右腕を庇いながら壁に背をつけたままで、男性が立ち上がった。
「オレを騙して、大人に売ったりしないだろうな」
底光りする目で凄むように言われて、うなずく。悪いことをするつもりがないから、怖くもなんともない。
「いくらになるのか知らないけど、人買いの知り合いはいない」
聞いた男性は、一瞬ポカンとした顔から「ははっ」と笑顔になった。
「そうだろな。そんなんと知り合いだったら、真っ先にちびが売られてるよな」
動きだしこそ大変そうだったけれど、一度歩き出してみれば人目につくほど遅くはない。
はた目には、子供のリリーに合わせて歩みを遅くしているように見えたかもしれない。
夕闇にまぎれてシャツの汚れも、他の人より薄着なのも目立たない。
教会までの二十分をなんとか歩き通し、暗い墓地の奥まった木陰にある小屋へとたどり着いた。
リリーがガタつく木戸にもたついていると、「かわれ」と言い男性がぐっと力をこめる。簡単に開いた。
暗くてよく見えないけれど風は多少しのげると思うのに、「外と変わらねぇな」とぶるりと震えながら感想を口にする。
「外から見えないだけ、さっきのとこよりいいと思う」
返答がないので、リリーはそのまま続けた。
「明日、食べるものを持ってくる。水は隣に井戸があるわ。ここへは誰も来ないけど、墓地にはたまに人が来る」
「ずいぶん詳しいな」
「手伝いをするとパンをくれるから、よく来てるの」
だから私がチョロチョロしていても誰も何とも思わない、と伝える。
合点のいった様子でゆっくりと腰をおろした男性からは、まだ少し血の匂いがする。
「お兄ちゃん、他にもケガしてる?」
「いや、切れてはない。スリ傷くらいだろ。腹とか脚は打ち身だ」
「肩は?」
先ほどから左手で支えている右腕はいいのか。リリーの視線に答えるように、男性が軽く右腕を握って開いた。
「外れただけだ。戻したから、日がたちゃ勝手に治る」
ケンカかもしれない。友達と取っ組み合いのケンカをして負けたんだろう。きっとスゴく弱いんだ。
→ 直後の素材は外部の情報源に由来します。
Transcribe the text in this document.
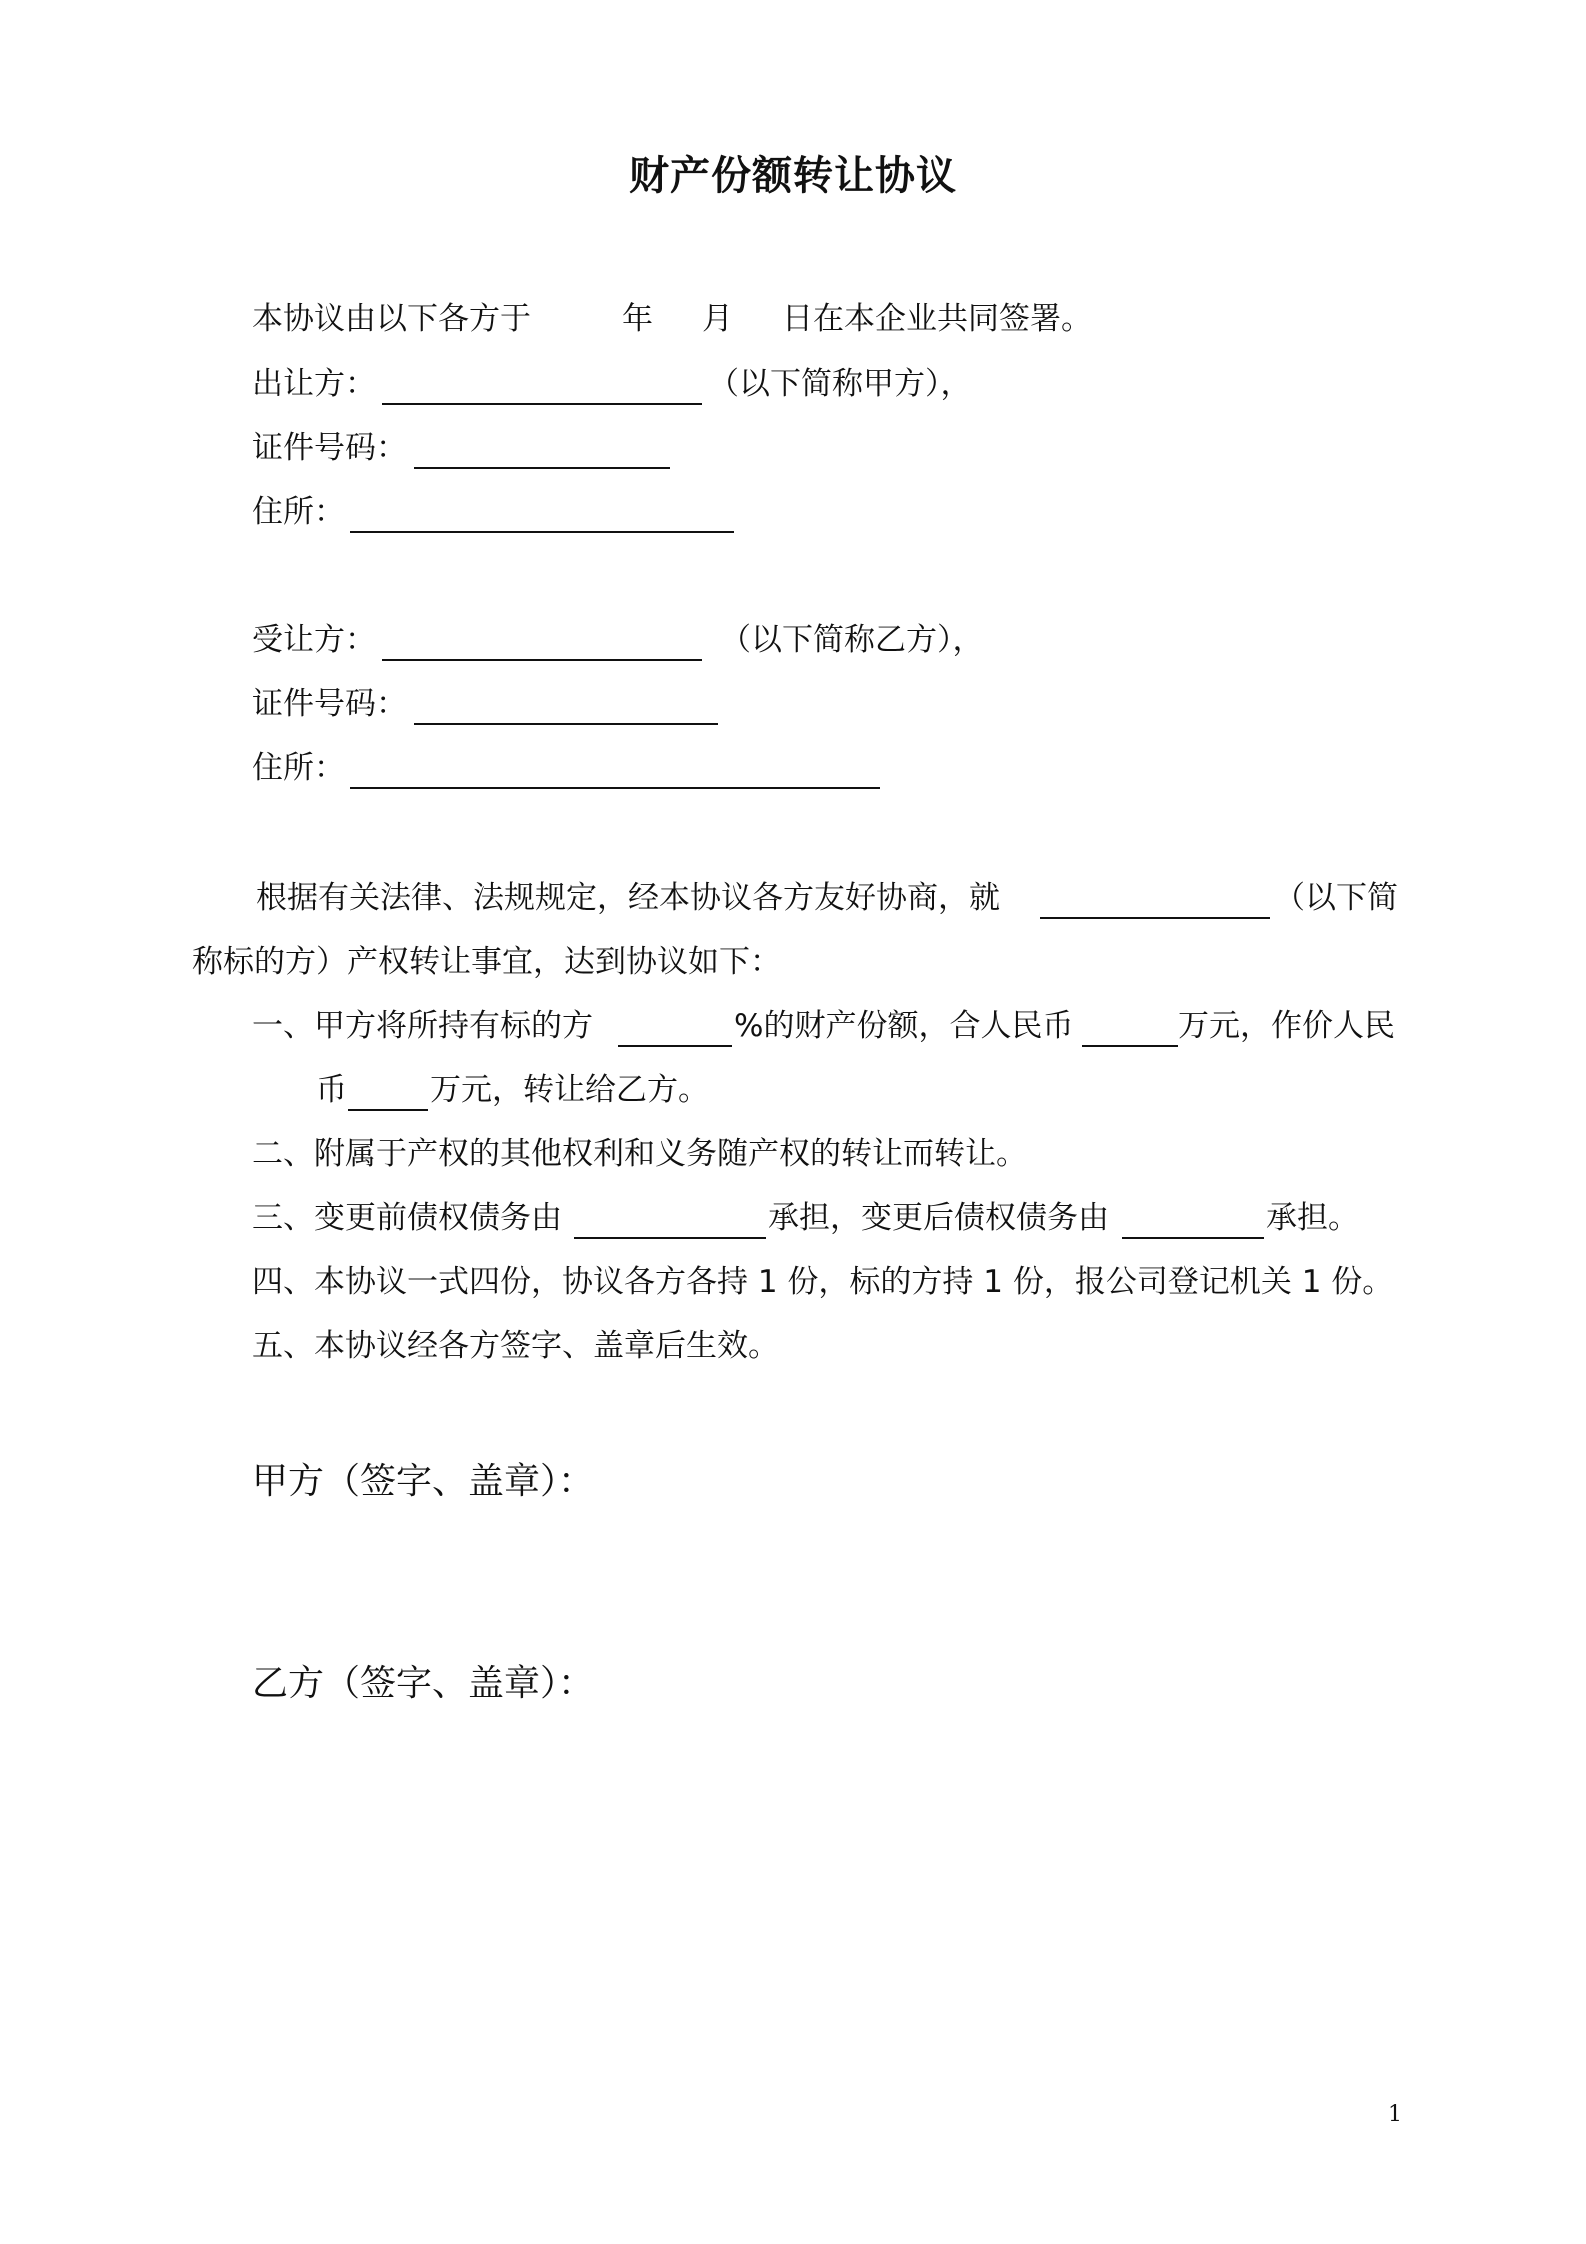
财产份额转让协议
本协议由以下各方于	年 月 日在本企业共同签署。
出让方：	（以下简称甲方），
证件号码：
住所：
受让方：	（以下简称乙方），
证件号码：
住所：
根据有关法律、法规规定，经本协议各方友好协商，就	（以下简
称标的方）产权转让事宜，达到协议如下：
一、甲方将所持有标的方	%的财产份额，合人民币	万元，作价人民
币	万元，转让给乙方。
二、附属于产权的其他权利和义务随产权的转让而转让。
三、变更前债权债务由	承担，变更后债权债务由	承担。
四、本协议一式四份，协议各方各持 1 份，标的方持 1 份，报公司登记机关 1 份。
五、本协议经各方签字、盖章后生效。
甲方（签字、盖章）：
乙方（签字、盖章）：
1
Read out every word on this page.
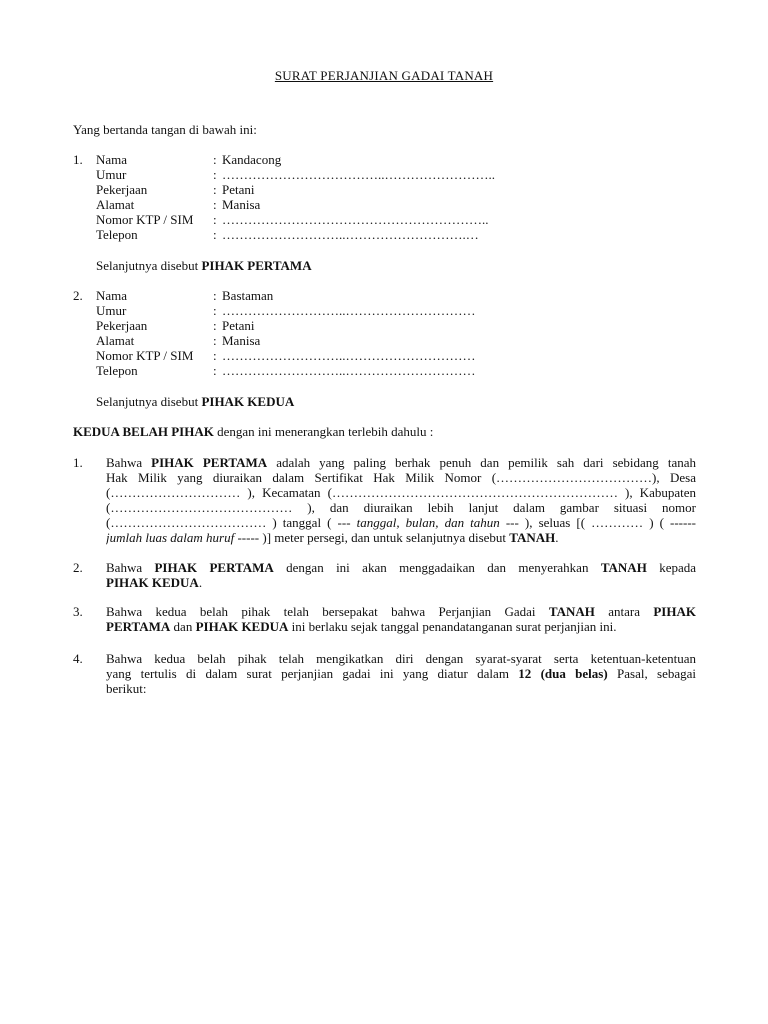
SURAT PERJANJIAN GADAI TANAH
Yang bertanda tangan di bawah ini:
1. Nama	: Kandacong
Umur	: ………………………………..……………………..
Pekerjaan	: Petani
Alamat	: Manisa
Nomor KTP / SIM	: ……………………………………………………..
Telepon	: ………………………..……………………….…
Selanjutnya disebut PIHAK PERTAMA
2. Nama	: Bastaman
Umur	: ………………………..…………………………
Pekerjaan	: Petani
Alamat	: Manisa
Nomor KTP / SIM	: ………………………..…………………………
Telepon	: ………………………..…………………………
Selanjutnya disebut PIHAK KEDUA
KEDUA BELAH PIHAK dengan ini menerangkan terlebih dahulu :
1. Bahwa PIHAK PERTAMA adalah yang paling berhak penuh dan pemilik sah dari sebidang tanah
Hak Milik yang diuraikan dalam Sertifikat Hak Milik Nomor (………………………………), Desa
(………………………… ), Kecamatan (………………………………………………………… ), Kabupaten
(…………………………………… ), dan diuraikan lebih lanjut dalam gambar situasi nomor
(……………………………… ) tanggal ( --- tanggal, bulan, dan tahun --- ), seluas [( ………… ) ( ------
jumlah luas dalam huruf ----- )] meter persegi, dan untuk selanjutnya disebut TANAH.
2. Bahwa PIHAK PERTAMA dengan ini akan menggadaikan dan menyerahkan TANAH kepada
PIHAK KEDUA.
3. Bahwa kedua belah pihak telah bersepakat bahwa Perjanjian Gadai TANAH antara PIHAK
PERTAMA dan PIHAK KEDUA ini berlaku sejak tanggal penandatanganan surat perjanjian ini.
4. Bahwa kedua belah pihak telah mengikatkan diri dengan syarat-syarat serta ketentuan-ketentuan
yang tertulis di dalam surat perjanjian gadai ini yang diatur dalam 12 (dua belas) Pasal, sebagai
berikut:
ケンカは弱いほうから仕掛ける事が多いらしい。負けるなら止めればいいのにと思いながらも、リリーは同情した。
「オレはここにいるから、ちびはもう帰れ。暗くなると親が心配すんだろ」
親は心配なんかしない。今日はあの場所で寝たいからお兄ちゃんを動かした。という説明は省く。
「お兄ちゃん、また明日」
言ってリリーは、背中を向けた。